For ACME Fine Art’s third solo exhibition of the paintings of George McNeil the gallery has chosen to focus on the artist’s fully abstract paintings from the 1950s and 1960s. This was the period when McNeil’s work first began to receive the serious critical attention that it deserved. McNeil had excellent gallery representation during this period, and his work was exhibited regularly, first at Egan (until 1954), then at the Poindexter Gallery (through 1959), and later at the Howard Wise Gallery (1960-1967.) As previously noted McNeil’s work was frequently included in significant museum venues around the country in the 1950s and the 1960s. It should also be noted that his work was regularly reviewed by such publications as Time Magazine, the New York Times, and Art News, and by writers such as Thomas Hess, Barbara Rose, Clement Greenberg, William Seitz, and Irving Sandler.

The work from 1950s is characterized by McNeil’s signature use of multiple layers of thick impasto with complexly interlaced textural bands or areas of pigment. These canvasses are the boldly colorful, spontaneously conceived, emphatic, artistic statements by an artist who has found his natural expressionist’s voice. In short they constitute classic, New York School, Abstract Expressionism.

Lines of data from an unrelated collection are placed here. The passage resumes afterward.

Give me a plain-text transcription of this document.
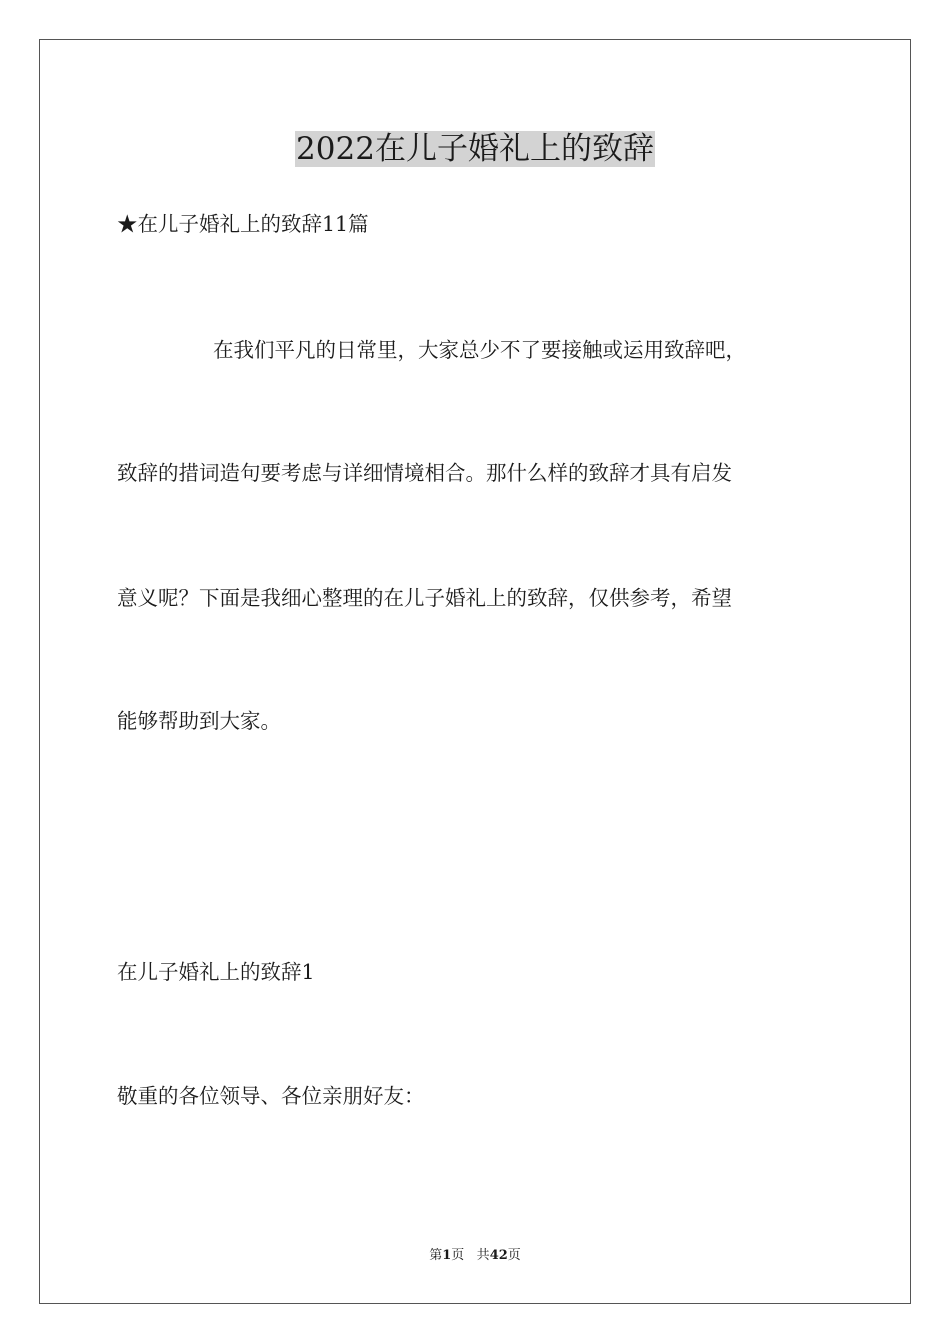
2022在儿子婚礼上的致辞

★在儿子婚礼上的致辞11篇

在我们平凡的日常里，大家总少不了要接触或运用致辞吧，

致辞的措词造句要考虑与详细情境相合。那什么样的致辞才具有启发

意义呢？下面是我细心整理的在儿子婚礼上的致辞，仅供参考，希望

能够帮助到大家。

在儿子婚礼上的致辞1

敬重的各位领导、各位亲朋好友：

第1页 共42页
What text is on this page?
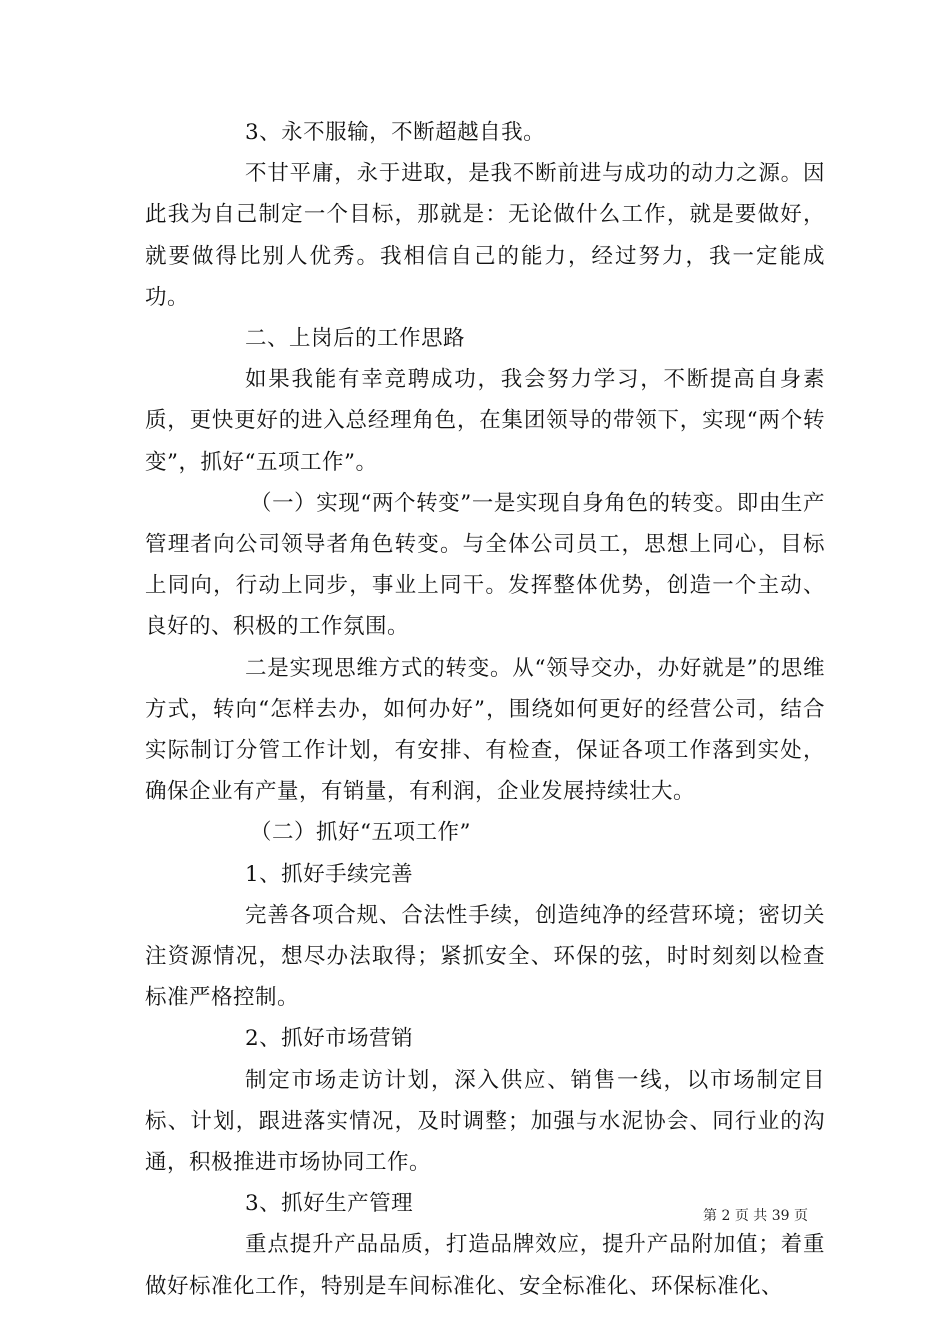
3、永不服输，不断超越自我。

不甘平庸，永于进取，是我不断前进与成功的动力之源。因此我为自己制定一个目标，那就是：无论做什么工作，就是要做好，就要做得比别人优秀。我相信自己的能力，经过努力，我一定能成功。

二、上岗后的工作思路

如果我能有幸竞聘成功，我会努力学习，不断提高自身素质，更快更好的进入总经理角色，在集团领导的带领下，实现“两个转变”，抓好“五项工作”。

（一）实现“两个转变”一是实现自身角色的转变。即由生产管理者向公司领导者角色转变。与全体公司员工，思想上同心，目标上同向，行动上同步，事业上同干。发挥整体优势，创造一个主动、良好的、积极的工作氛围。

二是实现思维方式的转变。从“领导交办，办好就是”的思维方式，转向“怎样去办，如何办好”，围绕如何更好的经营公司，结合实际制订分管工作计划，有安排、有检查，保证各项工作落到实处，确保企业有产量，有销量，有利润，企业发展持续壮大。

（二）抓好“五项工作”

1、抓好手续完善

完善各项合规、合法性手续，创造纯净的经营环境；密切关注资源情况，想尽办法取得；紧抓安全、环保的弦，时时刻刻以检查标准严格控制。

2、抓好市场营销

制定市场走访计划，深入供应、销售一线，以市场制定目标、计划，跟进落实情况，及时调整；加强与水泥协会、同行业的沟通，积极推进市场协同工作。

3、抓好生产管理

重点提升产品品质，打造品牌效应，提升产品附加值；着重做好标准化工作，特别是车间标准化、安全标准化、环保标准化、

第 2 页 共 39 页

The decade of the 1960s was an important period of transition for McNeil. In the 1960s his forms while often equally textural rich and complex- in many cases carried figural or landscape associations. Frequently the titles of these paintings such as Nassau or Rhoda- echo such associations. (Some were in fact painted en-plein-air.) During this period McNeil began to experiment with abstracted vaguely figural shapes, and an enhanced sense of spatial depth. In a number of the canvasses that were painted near the beginning of the decade, he also often employed a lighter even feathery- almost frenetic gesture. By the end of this pivotal decade, the figure had become more fully sensate in McNeil’s work; nonetheless, the expression remained an abstract vehicle used by the artist as an additional tool in his visual language. These paintings display the artist’s struggle to convey more than he could otherwise do using what had become his traditional means. These are compelling transitional works that like the artist- are rich in complexity and are often enigmatic. These too are the works that led the emotionally charged Neo-Expressionist canvasses that became McNeil’s hallmark in the 1970s, ’80s & ’90s.